Un appel d’offres européen de plus de 300 millions d’euros pour la fourniture d’autobus et d’infrastructures à Dakar suscite la controverse. Le contrat devrait être attribué à une entreprise liée à l’État chinois, déjà condamnée pour avoir enfreint les règles de l’Union européenne en matière de subventions étrangères.

Udo Bullmann, eurodéputé socialiste de premier plan, estime que les autorités sénégalaises peuvent tout à fait utiliser les fonds de développement de l’UE pour acheter des bus chinois, à condition que cela profite à la main-d’œuvre locale. « Le critère, c’est une main-d’œuvre africaine qualifiée et la création d’une valeur ajoutée africaine », a-t-il déclaré lundi à Bruxelles. « Cela m’importe peu », a-t-il ajouté, tout en précisant ne pas connaître les détails du projet sénégalais.

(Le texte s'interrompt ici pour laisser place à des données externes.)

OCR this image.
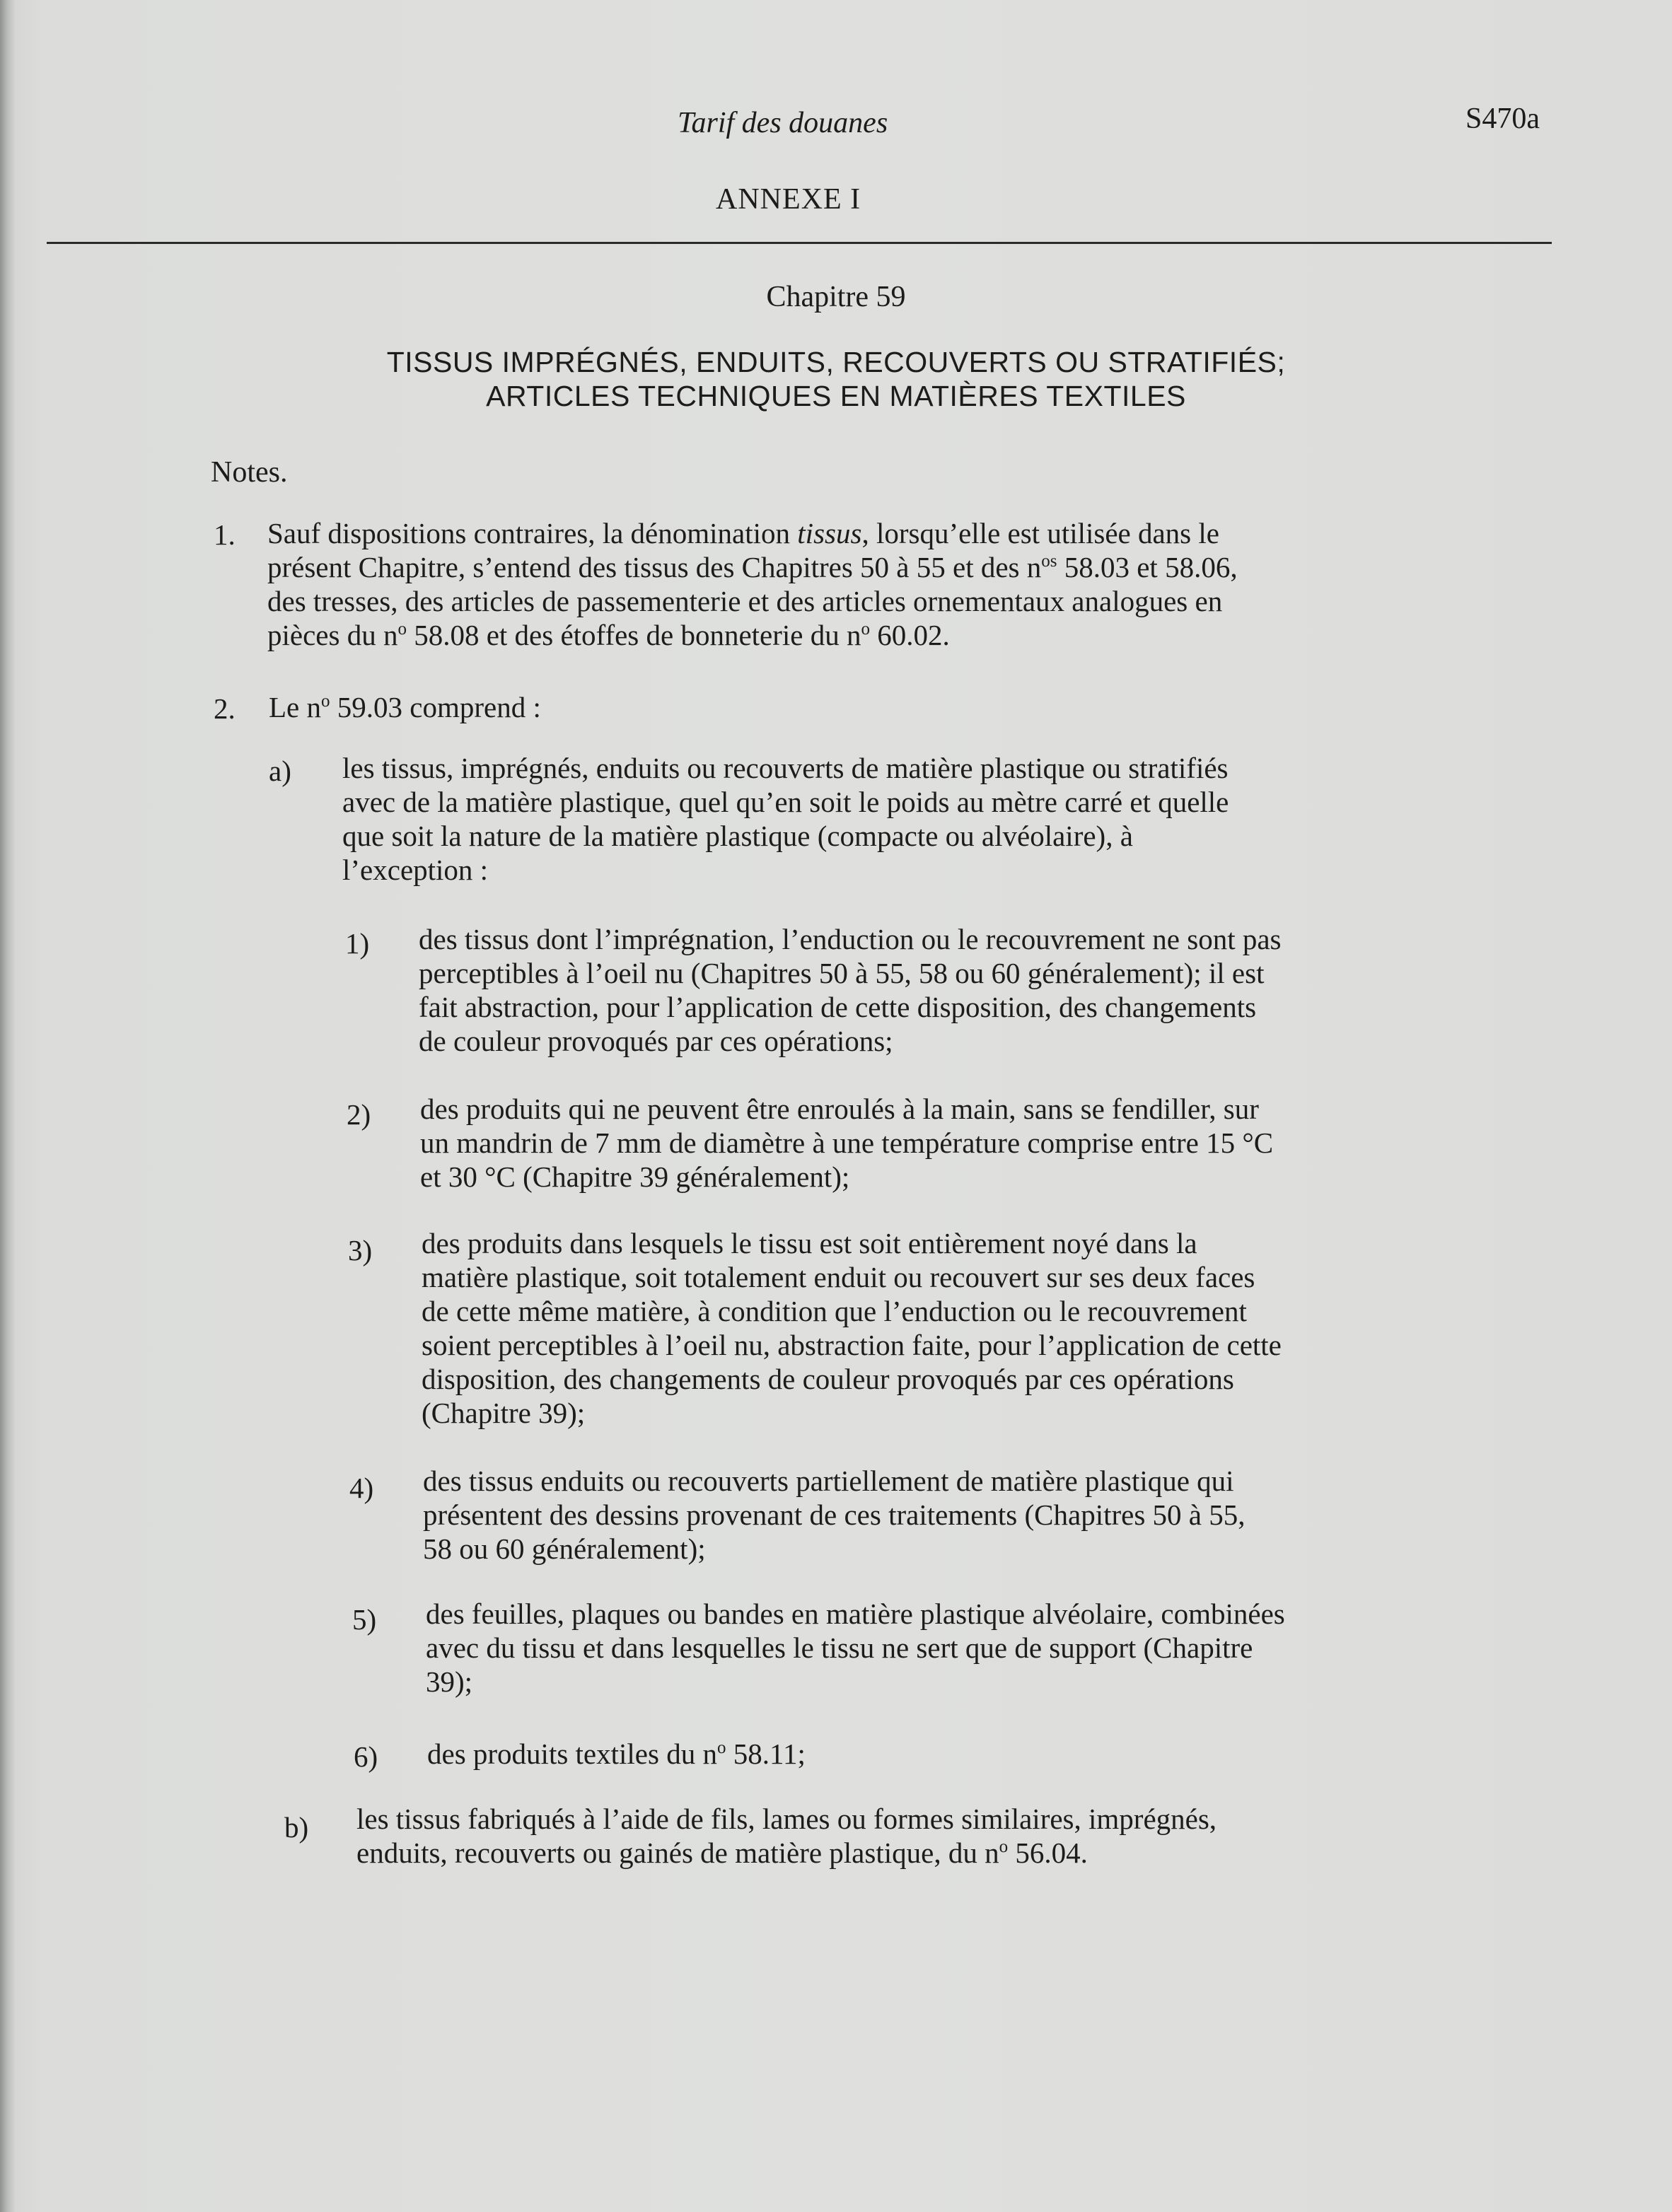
Tarif des douanes	S470a
ANNEXE I
Chapitre 59
TISSUS IMPRÉGNÉS, ENDUITS, RECOUVERTS OU STRATIFIÉS;
ARTICLES TECHNIQUES EN MATIÈRES TEXTILES
Notes.
1. Sauf dispositions contraires, la dénomination tissus, lorsqu’elle est utilisée dans le
présent Chapitre, s’entend des tissus des Chapitres 50 à 55 et des $n^{os}$ 58.03 et 58.06,
des tresses, des articles de passementerie et des articles ornementaux analogues en
pièces du $n^o$ 58.08 et des étoffes de bonneterie du $n^o$ 60.02.
2. Le $n^o$ 59.03 comprend :
a) les tissus, imprégnés, enduits ou recouverts de matière plastique ou stratifiés
avec de la matière plastique, quel qu’en soit le poids au mètre carré et quelle
que soit la nature de la matière plastique (compacte ou alvéolaire), à
l’exception :
1) des tissus dont l’imprégnation, l’enduction ou le recouvrement ne sont pas
perceptibles à l’oeil nu (Chapitres 50 à 55, 58 ou 60 généralement); il est
fait abstraction, pour l’application de cette disposition, des changements
de couleur provoqués par ces opérations;
2) des produits qui ne peuvent être enroulés à la main, sans se fendiller, sur
un mandrin de 7 mm de diamètre à une température comprise entre 15 °C
et 30 °C (Chapitre 39 généralement);
3) des produits dans lesquels le tissu est soit entièrement noyé dans la
matière plastique, soit totalement enduit ou recouvert sur ses deux faces
de cette même matière, à condition que l’enduction ou le recouvrement
soient perceptibles à l’oeil nu, abstraction faite, pour l’application de cette
disposition, des changements de couleur provoqués par ces opérations
(Chapitre 39);
4) des tissus enduits ou recouverts partiellement de matière plastique qui
présentent des dessins provenant de ces traitements (Chapitres 50 à 55,
58 ou 60 généralement);
5) des feuilles, plaques ou bandes en matière plastique alvéolaire, combinées
avec du tissu et dans lesquelles le tissu ne sert que de support (Chapitre
39);
6) des produits textiles du $n^o$ 58.11;
b) les tissus fabriqués à l’aide de fils, lames ou formes similaires, imprégnés,
enduits, recouverts ou gainés de matière plastique, du $n^o$ 56.04.
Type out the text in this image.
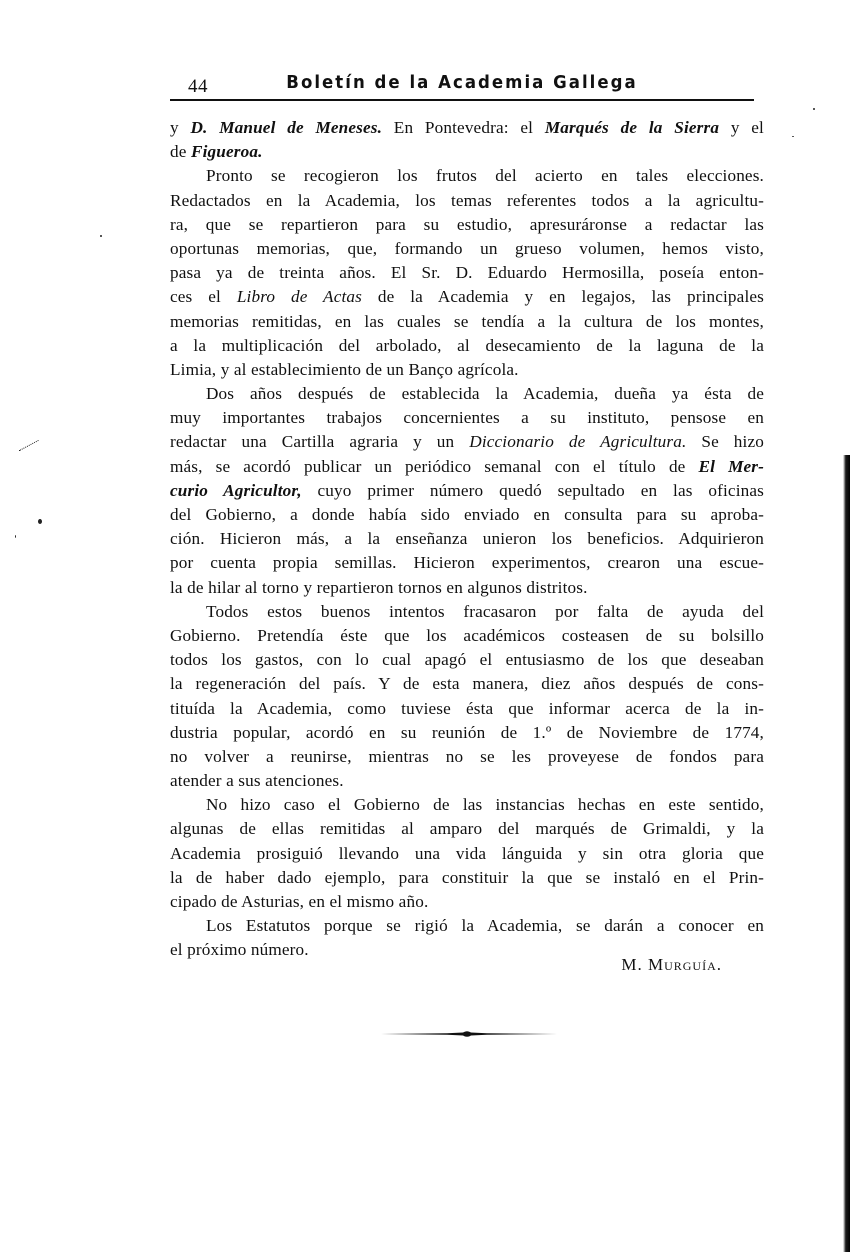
44	Boletín de la Academia Gallega
y D. Manuel de Meneses. En Pontevedra: el Marqués de la Sierra y el
de Figueroa.
Pronto se recogieron los frutos del acierto en tales elecciones.
Redactados en la Academia, los temas referentes todos a la agricultu-
ra, que se repartieron para su estudio, apresuráronse a redactar las
oportunas memorias, que, formando un grueso volumen, hemos visto,
pasa ya de treinta años. El Sr. D. Eduardo Hermosilla, poseía enton-
ces el Libro de Actas de la Academia y en legajos, las principales
memorias remitidas, en las cuales se tendía a la cultura de los montes,
a la multiplicación del arbolado, al desecamiento de la laguna de la
Limia, y al establecimiento de un Banço agrícola.
Dos años después de establecida la Academia, dueña ya ésta de
muy importantes trabajos concernientes a su instituto, pensose en
redactar una Cartilla agraria y un Diccionario de Agricultura. Se hizo
más, se acordó publicar un periódico semanal con el título de El Mer-
curio Agricultor, cuyo primer número quedó sepultado en las oficinas
del Gobierno, a donde había sido enviado en consulta para su aproba-
ción. Hicieron más, a la enseñanza unieron los beneficios. Adquirieron
por cuenta propia semillas. Hicieron experimentos, crearon una escue-
la de hilar al torno y repartieron tornos en algunos distritos.
Todos estos buenos intentos fracasaron por falta de ayuda del
Gobierno. Pretendía éste que los académicos costeasen de su bolsillo
todos los gastos, con lo cual apagó el entusiasmo de los que deseaban
la regeneración del país. Y de esta manera, diez años después de cons-
tituída la Academia, como tuviese ésta que informar acerca de la in-
dustria popular, acordó en su reunión de 1.º de Noviembre de 1774,
no volver a reunirse, mientras no se les proveyese de fondos para
atender a sus atenciones.
No hizo caso el Gobierno de las instancias hechas en este sentido,
algunas de ellas remitidas al amparo del marqués de Grimaldi, y la
Academia prosiguió llevando una vida lánguida y sin otra gloria que
la de haber dado ejemplo, para constituir la que se instaló en el Prin-
cipado de Asturias, en el mismo año.
Los Estatutos porque se rigió la Academia, se darán a conocer en
el próximo número.
M. Murguía.
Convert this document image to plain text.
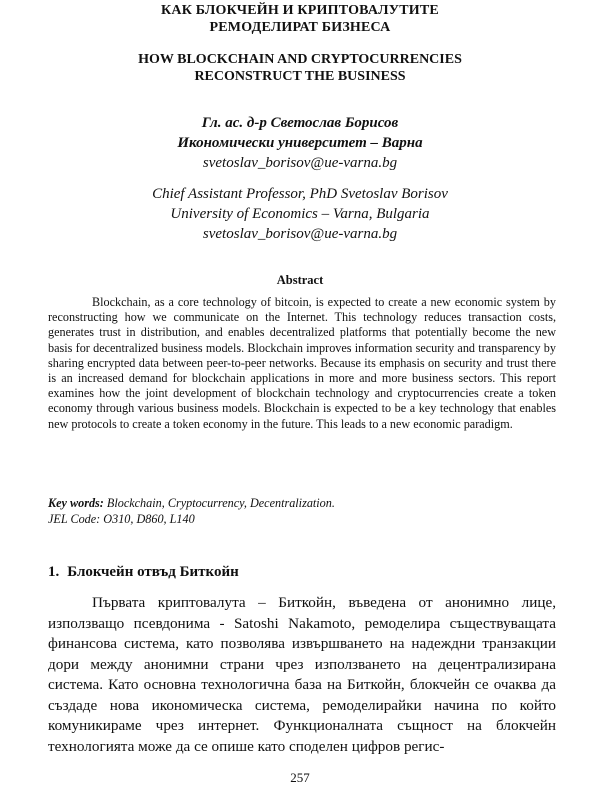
КАК БЛОКЧЕЙН И КРИПТОВАЛУТИТЕ
РЕМОДЕЛИРАТ БИЗНЕСА
HOW BLOCKCHAIN AND CRYPTOCURRENCIES
RECONSTRUCT THE BUSINESS
Гл. ас. д-р Светослав Борисов
Икономически университет – Варна
svetoslav_borisov@ue-varna.bg
Chief Assistant Professor, PhD Svetoslav Borisov
University of Economics – Varna, Bulgaria
svetoslav_borisov@ue-varna.bg
Abstract

Blockchain, as a core technology of bitcoin, is expected to create a new economic system by reconstructing how we communicate on the Internet. This technology reduces transaction costs, generates trust in distribution, and enables decentralized platforms that potentially become the new basis for decentralized business models. Blockchain improves information security and transparency by sharing encrypted data between peer-to-peer networks. Because its emphasis on security and trust there is an increased demand for blockchain applications in more and more business sectors. This report examines how the joint development of blockchain technology and cryptocurrencies create a token economy through various business models. Blockchain is expected to be a key technology that enables new protocols to create a token economy in the future. This leads to a new economic paradigm.

Key words: Blockchain, Cryptocurrency, Decentralization.
JEL Code: O310, D860, L140
1. Блокчейн отвъд Биткойн

Първата криптовалута – Биткойн, въведена от анонимно лице, използващо псевдонима - Satoshi Nakamoto, ремоделира съществуващата финансова система, като позволява извършването на надеждни транзакции дори между анонимни страни чрез използването на децентрализирана система. Като основна технологична база на Биткойн, блокчейн се очаква да създаде нова икономическа система, ремоделирайки начина по който комуникираме чрез интернет. Функционалната същност на блокчейн технологията може да се опише като споделен цифров регис-

257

En juin, lors d’une visite du gouvernement sénégalais en Chine, les deux pays ont convenu de construire une usine d’assemblage d’autobus au Sénégal. Si le soumissionnaire retenu embauche du personnel local, Bullmann se dit satisfait : « Je salue les investisseurs qui investissent en Afrique et forment la main-d’œuvre africaine selon des normes plus élevées. Cela fait toute la différence. »

Le député, qui préside la délégation du Parlement européen en Afrique du Sud, coordonne cette semaine les Journées africaines des socialistes à Bruxelles. Il a affirmé que l’Europe reste la meilleure alternative pour l’Afrique. « Si vous voulez de l’exploitation, vous vous tournez vers les Chinois. Si vous voulez de la répression politique, vous vous tournez vers les États-Unis. Si vous voulez de l’amitié, vous vous tournez vers les Européens. »

Barry Andrews, président de la commission du développement du Parlement européen, a également pris position. Selon lui, les autorités sénégalaises doivent choisir l’offre la plus avantageuse. « En substance, vous demandez aux Sénégalais de payer deux fois plus », a-t-il souligné, faisant référence au fait que l’offre de CRRC est inférieure de plus de moitié à celle de Scania, le seul concurrent européen.